In 2006, Wes Elsberry and I were invited to come to PUC and debate evolution for part of a student-organized speaker series. We were initially hesitant, since we are generally skeptical of debating creationists. However, after some discussion with the organizers, we grudgingly signed up, since it seemed like there was some chance for a reasonable discussion rather than just a Gish-gallop debate. Wes and I drove up to PUC – but, aware of the YECiness of Adventists, we went in as armed to the teeth as academics can be, with huge powerpoint files solely devoted to putting evidence for the age of the earth and common ancestry as bluntly and non-deniably as possible. When I spoke, I popped the slides up one-by-one and used the basic refrain, “Here are the hard facts. If this evidence has been hidden from you before now by your teachers and professors, you should ask yourself why.” It was pretty much a go-in-with-blazing-guns strategy.

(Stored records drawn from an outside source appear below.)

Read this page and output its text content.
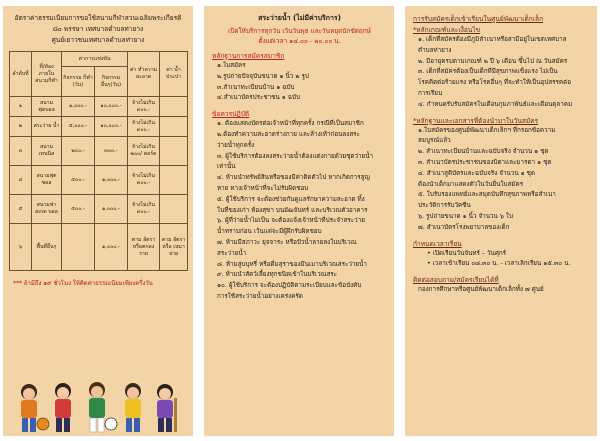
อัตราค่าธรรมเนียมการขอใช้สนามกีฬาสวนเฉลิมพระเกียรติ
๘๐ พรรษา เทศบาลตำบลท่ายาง
ศูนย์เยาวชนเทศบาลตำบลท่ายาง
ลำดับที่	ที่/ห้อง ภายใน สนามกีฬา	ค่าการแข่งขัน		ค่า ทำความสะอาด	ค่า น้ำประปา
		กิจกรรม กีฬา (วัน)	กิจกรรม อื่นๆ(วัน)		
๑	สนาม ฟุตบอล	๑,๐๐๐.-	๑๐,๐๐๐.-	จ้างไม่เกิน ๓๐๐.-	
๒	สระว่าย น้ำ	๕,๐๐๐.-	๑๐,๐๐๐.-	จ้างไม่เกิน ๓๐๐.-	
๓	สนาม เทนนิส	๒๐๐.-	๓๐๐.-	จ้างไม่เกิน ๒๐๐/ คอร์ด	
๔	สนามฟุต ซอล	๕๐๐.-	๑,๐๐๐.-	จ้างไม่เกิน ๓๐๐.-	
๕	สนามฟา สเกต บอล	๕๐๐.-	๑,๐๐๐.-	จ้างไม่เกิน ๓๐๐.-	
๖	พื้นที่อื่นๆ		๑,๐๐๐.-	ตาม อัตรา หรือตกลง ราย	ตาม อัตรา หรือ เหมา จ่าย
*** ถ้ามีถึง ๑๙ ชั่วโมง ให้คิดค่าธรรมเนียมเพียงครึ่งวัน
สระว่ายน้ำ (ไม่มีค่าบริการ)
เปิดให้บริการทุกวัน เว้นวันพุธ และวันหยุดนักขัตฤกษ์
ตั้งแต่เวลา ๑๔.๐๐ - ๒๐.๐๐ น.
หลักฐานการสมัครสมาชิก
๑.ใบสมัคร
๒.รูปถ่ายปัจจุบันขนาด ๑ นิ้ว ๒ รูป
๓.สำเนาทะเบียนบ้าน ๑ ฉบับ
๔.สำเนาบัตรประชาชน ๑ ฉบับ
ข้อควรปฏิบัติ
๑. ต้องแสดงบัตรต่อเจ้าหน้าที่ทุกครั้ง กรณีที่เป็นสมาชิก
๒.ต้องทำความสะอาดร่างกาย และล้างเท้าก่อนลงสระ
ว่ายน้ำทุกครั้ง
๓. ผู้ใช้บริการต้องลงสระว่ายน้ำต้องแต่งกายด้วยชุดว่ายน้ำ
เท่านั้น
๔. ห้ามนำทรัพย์สินหรือของมีค่าติดตัวไป หากเกิดการสูญ
หาย ทางเจ้าหน้าที่จะไม่รับผิดชอบ
๕. ผู้ใช้บริการ จะต้องช่วยกันดูแลรักษาความสะอาด ทิ้ง
ในที่ของเก่า ห้องสุขา บนอัฒจันทร์ และบริเวณตัวอาคาร
๖. ผู้ที่ว่ายน้ำไม่เป็น จะต้องแจ้งเจ้าหน้าที่ประจำสระว่าย
น้ำทราบก่อน เว้นแต่จะมีผู้ฝึกรับผิดชอบ
๗. ห้ามมีสภาวะ ยุจจาระ หรือปัวน้ำลายลงในบริเวณ
สระว่ายน้ำ
๘. ห้ามสูบบุหรี่ หรือดื่มสุราของมึนเมาบริเวณสระว่ายน้ำ
๙. ห้ามนำสัตว์เลี้ยงทุกชนิดเข้าในบริเวณสระ
๑๐. ผู้ใช้บริการ จะต้องปฏิบัติตามระเบียบและข้อบังคับ
การใช้สระว่ายน้ำอย่างเคร่งครัด
การรับสมัครเด็กเข้าเรียนในศูนย์พัฒนาเด็กเล็ก
*หลักเกณฑ์และเงื่อนไข
๑. เด็กที่สมัครต้องมีภูมิลำเนาหรือสามีอยู่ในเขตเทศบาล
ตำบลท่ายาง
๒. มีอายุครบตามเกณฑ์ ๒ ปี ๖ เดือน ขึ้นไป ณ วันสมัคร
๓. เด็กที่สมัครต้องเป็นเด็กที่มีสุขภาพแข็งแรง ไม่เป็น
โรคติดต่อร้ายแรง หรือโรคอื่นๆ ที่จะทำให้เป็นอุปสรรคต่อ
การเรียน
๔. กำหนดรับรับสมัครในเดือนกุมภาพันธ์และเดือนตุลาคม
*หลักฐานและเอกสารที่ต้องนำมาในวันสมัคร
๑.ใบสมัครของศูนย์พัฒนาเด็กเล็กฯ ที่กรอกข้อความ
สมบูรณ์แล้ว
๒. สำเนาทะเบียนบ้านและฉบับจริง จำนวน ๑ ชุด
๓. สำเนาบัตรประชาชนของบิดาและมารดา ๑ ชุด
๔. สำเนาสูติบัตรและฉบับจริง จำนวน ๑ ชุด
ต้องนำเด็กมาแสดงตัวในวันยื่นใบสมัคร
๕. ใบรับรองแพทย์และสมุดบันทึกสุขภาพหรือสำเนา
ประวัติการรับวัคซีน
๖. รูปถ่ายขนาด ๑ นิ้ว จำนวน ๖ ใบ
๗. สำเนาบัตรโรงพยาบาลของเด็ก
กำหนดเวลาเรียน
• เปิดเรียนวันจันทร์ – วันศุกร์
• เวลาเข้าเรียน ๐๘.๓๐ น. - เวลาเลิกเรียน ๑๕.๓๐ น.
ติดต่อสอบถาม/สมัครเรียนได้ที่
กองการศึกษาหรือศูนย์พัฒนาเด็กเล็กทั้ง ๗ ศูนย์
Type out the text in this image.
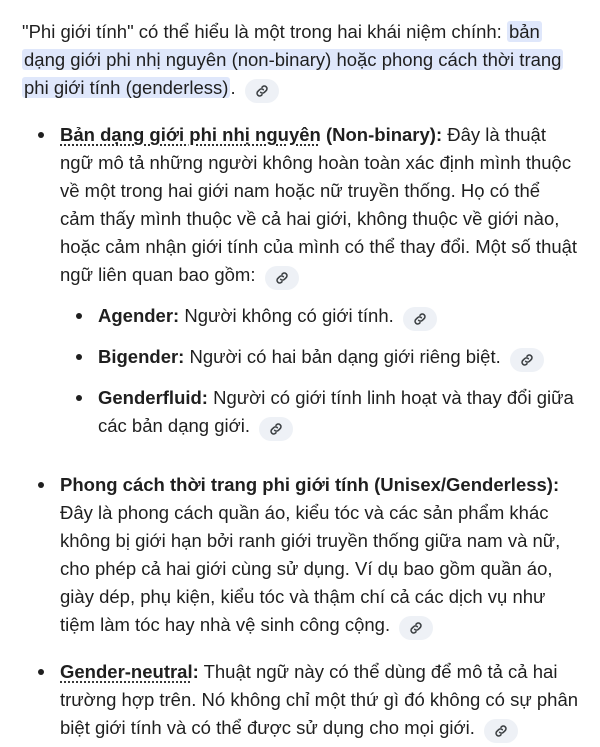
"Phi giới tính" có thể hiểu là một trong hai khái niệm chính: bản dạng giới phi nhị nguyên (non-binary) hoặc phong cách thời trang phi giới tính (genderless) .

Bản dạng giới phi nhị nguyên (Non-binary): Đây là thuật ngữ mô tả những người không hoàn toàn xác định mình thuộc về một trong hai giới nam hoặc nữ truyền thống. Họ có thể cảm thấy mình thuộc về cả hai giới, không thuộc về giới nào, hoặc cảm nhận giới tính của mình có thể thay đổi. Một số thuật ngữ liên quan bao gồm:
Agender: Người không có giới tính.
Bigender: Người có hai bản dạng giới riêng biệt.
Genderfluid: Người có giới tính linh hoạt và thay đổi giữa các bản dạng giới.
Phong cách thời trang phi giới tính (Unisex/Genderless): Đây là phong cách quần áo, kiểu tóc và các sản phẩm khác không bị giới hạn bởi ranh giới truyền thống giữa nam và nữ, cho phép cả hai giới cùng sử dụng. Ví dụ bao gồm quần áo, giày dép, phụ kiện, kiểu tóc và thậm chí cả các dịch vụ như tiệm làm tóc hay nhà vệ sinh công cộng.
Gender-neutral: Thuật ngữ này có thể dùng để mô tả cả hai trường hợp trên. Nó không chỉ một thứ gì đó không có sự phân biệt giới tính và có thể được sử dụng cho mọi giới.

However, as the discussion ensued, the students, and some of the professors, had some news for me. “You’ve got us all wrong,” they said. “We’re not all old-fashioned young-earth creationists and anti-evolutionists here, that’s an old stereotype about Adventists.” (Note: this is not a direct quote, rather it is just the gist of what I remember hearing.) Subsequent discussion indicated that many of the students & profs were reasonably well-informed about evolution and not really skeptical of it. After some interesting chats, Wes and I drove home, shaking our heads and commenting that if Seventh Day Adventists were becoming OK with evolution, we should keep our eyes open for flying pigs and freezing hells.
So, anyway, the point is: watch out Hilde & McPherson! It looks like Pacific Union College isn’t safe, either! Light the torches and sharpen the pitchforks!
(The other point is: even if the claims in the movie Expelled were true, which they aren’t, they still don’t add up to anything like the campaigns that have been waged against supporters of mainstream science at fundamentalist colleges. Such things have been going on since the 1800s at evagelical schools; it has just taken until the 21st century for the Adventist schools to catch up.)